Una de las razones de la baja constante y sobre todo del no crecimiento de los últimos dos años en la fertilización de soja mientras otros cultivos subieron fuertemente, sería que dentro del grupo de productores que impulsaron el crecimiento en área sembrada tanto de trigo como maíz serían en gran parte aquellos llamados "productores sojeros de punta", como se les dice a quienes trabajan la leguminosa como si se tratara de un cereal, hablando en este caso de inversión por hectárea.

Mientras hoy Argentina fertiliza con 40 kilogramos promedio por hectárea el cultivo de soja, según datos de Fertilizar, en Uruguay las cifras se duplican y en Paraguay se están aplicando cerca de 200 kilogramos por misma superficie.

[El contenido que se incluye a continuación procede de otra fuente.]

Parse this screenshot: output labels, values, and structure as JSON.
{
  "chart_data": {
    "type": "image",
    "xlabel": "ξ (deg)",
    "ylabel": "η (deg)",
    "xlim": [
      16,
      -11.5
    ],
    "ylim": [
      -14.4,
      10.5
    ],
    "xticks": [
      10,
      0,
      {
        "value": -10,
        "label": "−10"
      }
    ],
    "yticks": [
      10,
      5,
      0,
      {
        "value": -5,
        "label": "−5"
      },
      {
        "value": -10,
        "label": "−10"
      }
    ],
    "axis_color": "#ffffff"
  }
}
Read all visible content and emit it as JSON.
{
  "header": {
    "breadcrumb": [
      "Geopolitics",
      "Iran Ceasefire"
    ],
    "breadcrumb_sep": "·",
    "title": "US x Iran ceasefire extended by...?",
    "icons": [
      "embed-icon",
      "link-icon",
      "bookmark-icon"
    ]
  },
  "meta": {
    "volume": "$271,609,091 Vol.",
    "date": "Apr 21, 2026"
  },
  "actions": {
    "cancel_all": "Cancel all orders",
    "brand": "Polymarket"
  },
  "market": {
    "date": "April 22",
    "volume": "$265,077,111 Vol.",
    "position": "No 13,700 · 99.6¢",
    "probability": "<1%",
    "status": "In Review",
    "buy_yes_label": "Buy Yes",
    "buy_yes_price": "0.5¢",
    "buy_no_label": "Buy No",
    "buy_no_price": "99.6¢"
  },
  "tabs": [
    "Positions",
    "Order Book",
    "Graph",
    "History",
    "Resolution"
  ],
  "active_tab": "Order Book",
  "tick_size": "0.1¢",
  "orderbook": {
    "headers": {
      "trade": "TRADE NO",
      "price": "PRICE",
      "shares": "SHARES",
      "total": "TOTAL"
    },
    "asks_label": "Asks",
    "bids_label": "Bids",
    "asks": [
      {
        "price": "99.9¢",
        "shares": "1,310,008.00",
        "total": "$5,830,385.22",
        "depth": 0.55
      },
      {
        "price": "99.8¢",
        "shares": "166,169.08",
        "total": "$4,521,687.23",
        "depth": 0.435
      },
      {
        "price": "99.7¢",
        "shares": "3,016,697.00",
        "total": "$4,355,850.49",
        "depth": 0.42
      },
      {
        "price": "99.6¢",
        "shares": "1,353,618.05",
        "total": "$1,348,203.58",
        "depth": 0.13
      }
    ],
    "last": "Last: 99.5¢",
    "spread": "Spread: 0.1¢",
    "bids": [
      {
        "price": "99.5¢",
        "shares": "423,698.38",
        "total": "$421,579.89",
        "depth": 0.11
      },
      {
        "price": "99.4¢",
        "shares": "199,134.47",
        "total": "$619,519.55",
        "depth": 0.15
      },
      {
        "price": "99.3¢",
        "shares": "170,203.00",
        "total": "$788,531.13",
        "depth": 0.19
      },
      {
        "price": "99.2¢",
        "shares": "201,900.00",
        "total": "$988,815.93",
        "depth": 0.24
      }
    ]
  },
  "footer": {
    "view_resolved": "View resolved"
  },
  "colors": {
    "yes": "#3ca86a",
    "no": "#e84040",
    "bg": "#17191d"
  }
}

“Mientras en Argentina el fosforo es arrasado en provincias como Buenos Aires, en Brasil hay un plan de remineralización de suelos”, afirmó el Vicepresidente de Fertilizar

180 millones de toneladas para el 2027

En el "Fertilizer Latino Americano 2018 Conference" desarrollado días pasados en San Pablo, Brasil, Luis M. Urriza, Subsecretario de Agricultura de la Nación, presentó una proyección sobre evolución del mercado argentino, para llegar en 2017 a una producción de 180 millones de toneladas.

"Para lograrlo necesitamos un cambio de paradigma, hay que pensar en el suelo. Hay que alimentarlo de nutrientes y de carbono, seguir aumentando gramíneas si queremos llegar a esos volúmenes", afirmó Jorge Bassi. Y agregó: "hoy la oportunidad la veo en la zona pampeana sojera típica, ayudada por variedades muy buenas para esa zona, creo que tiene un potencial enorme en crecer en el cultivo de cereales. Por otro lado la baja en las retenciones comprometidas ya para este año (el productor contaría entre 70 y 100 dólares de ahorro por hectárea) le darán un nuevo impulso al productor de soja para que este pueda invertir más en tecnología, por ejemplo en fertilizantes".

Los campos como departamentos

Jorge Bassi comentó que en Argentina solo el 15% entre productores y propietarios de campos realizan el estudio de suelo, que es de importancia para entender las características del suelo antes y después de cada campaña, "si vos alquilas un departamento al entregarlo debes hacerlo por lo menos en las mismas condiciones en que te lo entregaron", comparó Bassi.

Mientras que en la mayoría de nuestros países limítrofes tanto la fertilización como el estudio de suelos es algo fundamental para la diaria del hombre de campo, en Argentina parece estar un tanto aletargado.

"Imaginemos un contrato de alquiler de un campo de 500 hectáreas en una zona productiva de nuestro país con un valor superior del bien inmueble a USD 5 millones y que el dueño luego de haberlo alquilado x 10 campañas de soja consecutivas no le pida a quien se lo esté por devolver el comparativo de estudios de suelo para entender donde se encuentra hoy su capital en cuanto a nutrientes. Eso sí, seguro que con el departamento que entregó en alquiler algunos años atrás aclaró en el documento a firmar que debería ser entregado en el momento de la devolución en igual o mejores condiciones.